Erdoğan, Almanya’da, kırmızı halı ile karşılandı. Böyle bir manşet, Saray medyasına yeter mi? Sanıyorum yetmez. Cihan lideri, pardon Cihan Padişahı Erdoğan efendimizin zaten kırmızı halı olmadan karşılanması mümkün müdür? Almanya, sen de kimsin ki, Erdoğan’ı kırmızı halı ile karşılamayacaksın?
Almanlar çok düşünmemiş olmalılar. Kırmızı halıyı sermeye razı olmuşlar. Alacaklarını aldıklarını düşününce, Erdoğan’ı şişirmenin, hiç de sorun olmadığına karar verdiler. Serdiler kırmızı halıyı, küçük övücü sözleri de ihmal etmediler. Görüntü güzel, ama arkası Erdoğan için rezalet olsa gerek.
Saray medyası yazmaz ama Erdoğan, son dönemlerde değil sadece, bu tarzda itilip kalkılmaya alışıktır.
Amerikalılar için “eğilip bükülmesi kolay, belkemiği olmayan adam” ünvanları ile anılıyor kendisi. İster başına fes koy, ister çuval. İsrail için nişan verilecek kişidir ve nişanı teatral yeteneğinine vermedikleri kesindir. İsrail için “ver parayı, al Saray’ı” Erdoğan’a bakışı özetler. İngiltere için “dinin en rahat evrilip çevrileceği bir lider”dir Erdoğan. İçeride ise kendisini aldatmayan kalmadı. FETÖ adı takılan (bir örgüte, ilk kez TC devleti, kendisi isim takmıştır. Kendileri ise “hizmet hareketi” demektedir. Normal olanı, devletin, Hizmet Hareketi bir terör örgütüdür demesidir. Oysa TC devleti, bir örgütün isim babası olmuş, ona FETÖ demiştir.) örgüt tarafından aldatılmış ve sonuna kadar kullanılmıştır.

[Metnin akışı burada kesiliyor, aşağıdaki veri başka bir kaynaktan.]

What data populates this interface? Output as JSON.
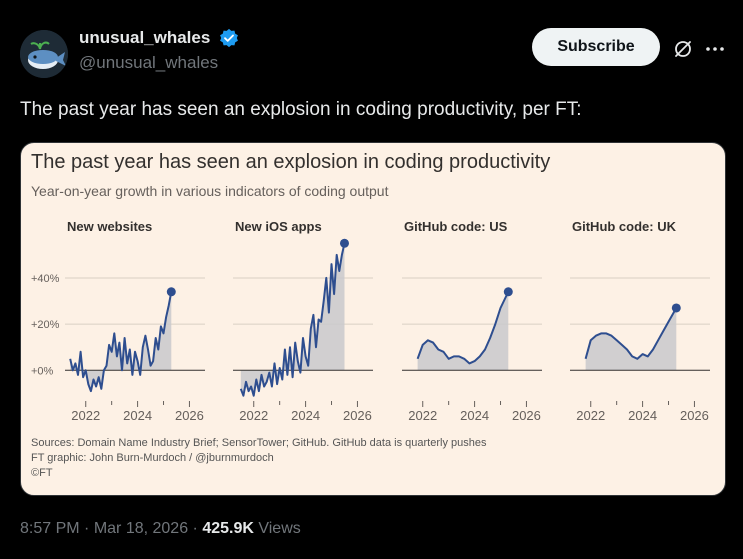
{
  "author": {
    "display_name": "unusual_whales",
    "handle": "@unusual_whales",
    "verified": true
  },
  "actions": {
    "subscribe_label": "Subscribe",
    "grok_icon": "grok-icon",
    "more_icon": "more-icon"
  },
  "tweet": {
    "text": "The past year has seen an explosion in coding productivity, per FT:"
  },
  "card": {
    "title": "The past year has seen an explosion in coding productivity",
    "subtitle": "Year-on-year growth in various indicators of coding output",
    "sources": [
      "Sources: Domain Name Industry Brief; SensorTower; GitHub. GitHub data is quarterly pushes",
      "FT graphic: John Burn-Murdoch / @jburnmurdoch",
      "©FT"
    ]
  },
  "chart_data": {
    "type": "area",
    "title": "The past year has seen an explosion in coding productivity",
    "subtitle": "Year-on-year growth in various indicators of coding output",
    "y_tick_labels": [
      "+40%",
      "+20%",
      "+0%"
    ],
    "y_ticks": [
      40,
      20,
      0
    ],
    "ylim": [
      -12,
      56
    ],
    "x_tick_labels": [
      "2022",
      "2024",
      "2026"
    ],
    "x_ticks": [
      2022,
      2024,
      2026
    ],
    "xlim": [
      2021.2,
      2026.6
    ],
    "colors": {
      "line": "#2e4e8f",
      "fill": "#c9c9cc",
      "grid": "#d9d0c4",
      "axis": "#33302e"
    },
    "panels": [
      {
        "name": "New websites",
        "x": [
          2021.4,
          2021.5,
          2021.6,
          2021.7,
          2021.8,
          2021.9,
          2022.0,
          2022.1,
          2022.2,
          2022.3,
          2022.4,
          2022.5,
          2022.6,
          2022.7,
          2022.8,
          2022.9,
          2023.0,
          2023.1,
          2023.2,
          2023.3,
          2023.4,
          2023.5,
          2023.6,
          2023.7,
          2023.8,
          2023.9,
          2024.0,
          2024.1,
          2024.2,
          2024.3,
          2024.4,
          2024.5,
          2024.6,
          2024.7,
          2024.8,
          2024.9,
          2025.0,
          2025.1,
          2025.2,
          2025.3
        ],
        "values": [
          5,
          0,
          3,
          -2,
          8,
          -3,
          0,
          -6,
          -9,
          -4,
          -7,
          -3,
          -8,
          0,
          2,
          11,
          8,
          16,
          6,
          12,
          0,
          14,
          3,
          9,
          -2,
          8,
          4,
          -2,
          10,
          15,
          9,
          2,
          4,
          14,
          9,
          19,
          16,
          23,
          28,
          34
        ]
      },
      {
        "name": "New iOS apps",
        "x": [
          2021.5,
          2021.6,
          2021.7,
          2021.8,
          2021.9,
          2022.0,
          2022.1,
          2022.2,
          2022.3,
          2022.4,
          2022.5,
          2022.6,
          2022.7,
          2022.8,
          2022.9,
          2023.0,
          2023.1,
          2023.2,
          2023.3,
          2023.4,
          2023.5,
          2023.6,
          2023.7,
          2023.8,
          2023.9,
          2024.0,
          2024.1,
          2024.2,
          2024.3,
          2024.4,
          2024.5,
          2024.6,
          2024.7,
          2024.8,
          2024.9,
          2025.0,
          2025.1,
          2025.2,
          2025.3,
          2025.4,
          2025.5
        ],
        "values": [
          -8,
          -11,
          -5,
          -9,
          -7,
          -11,
          -4,
          -9,
          -2,
          -7,
          -5,
          -1,
          -7,
          3,
          -6,
          1,
          -4,
          9,
          -2,
          10,
          -3,
          12,
          4,
          -1,
          14,
          6,
          2,
          18,
          24,
          10,
          22,
          21,
          30,
          40,
          25,
          46,
          33,
          50,
          43,
          50,
          55
        ]
      },
      {
        "name": "GitHub code: US",
        "x": [
          2021.8,
          2022.0,
          2022.2,
          2022.4,
          2022.6,
          2022.8,
          2023.0,
          2023.2,
          2023.4,
          2023.6,
          2023.8,
          2024.0,
          2024.2,
          2024.4,
          2024.6,
          2024.8,
          2025.0,
          2025.3
        ],
        "values": [
          5,
          11,
          13,
          12,
          9,
          8,
          5,
          6,
          6,
          5,
          3,
          4,
          6,
          9,
          14,
          20,
          27,
          34
        ]
      },
      {
        "name": "GitHub code: UK",
        "x": [
          2021.8,
          2022.0,
          2022.2,
          2022.4,
          2022.6,
          2022.8,
          2023.0,
          2023.2,
          2023.4,
          2023.6,
          2023.8,
          2024.0,
          2024.2,
          2024.4,
          2024.6,
          2024.8,
          2025.0,
          2025.3
        ],
        "values": [
          5,
          13,
          15,
          16,
          16,
          15,
          13,
          11,
          9,
          6,
          5,
          7,
          6,
          9,
          13,
          17,
          21,
          27
        ]
      }
    ]
  },
  "meta": {
    "time": "8:57 PM",
    "separator": " · ",
    "date": "Mar 18, 2026",
    "views_count": "425.9K",
    "views_label": " Views"
  }
}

Öyle anlaşılıyor, Erdoğan’a kırmızı halıyı serdin mi, gerisi kolaydır. Biraz onurunu okşayacaksın, biraz pohpohlayacaksın, gerisi kolaydır. Almanlar bunu keşfetmiş olmalılar. Erdoğan’ı izleyen Saray medyası, Erdoğan’ın ne kadar övüldüğünü anlatmaktan başka, somut, bu ziyaretle ilgili bir haber vermemiştir.
Öyle anlaşılıyor ki, Erdoğan’ın dar çevresi de böyle kişilerden, kendini pohpohlayan, sürekli “padişahım efendimiz” diye yaltaklanan kişilerden oluşuyor. Böylece Erdoğan’a istediklerini yaptırma şansı elde ediyorlar.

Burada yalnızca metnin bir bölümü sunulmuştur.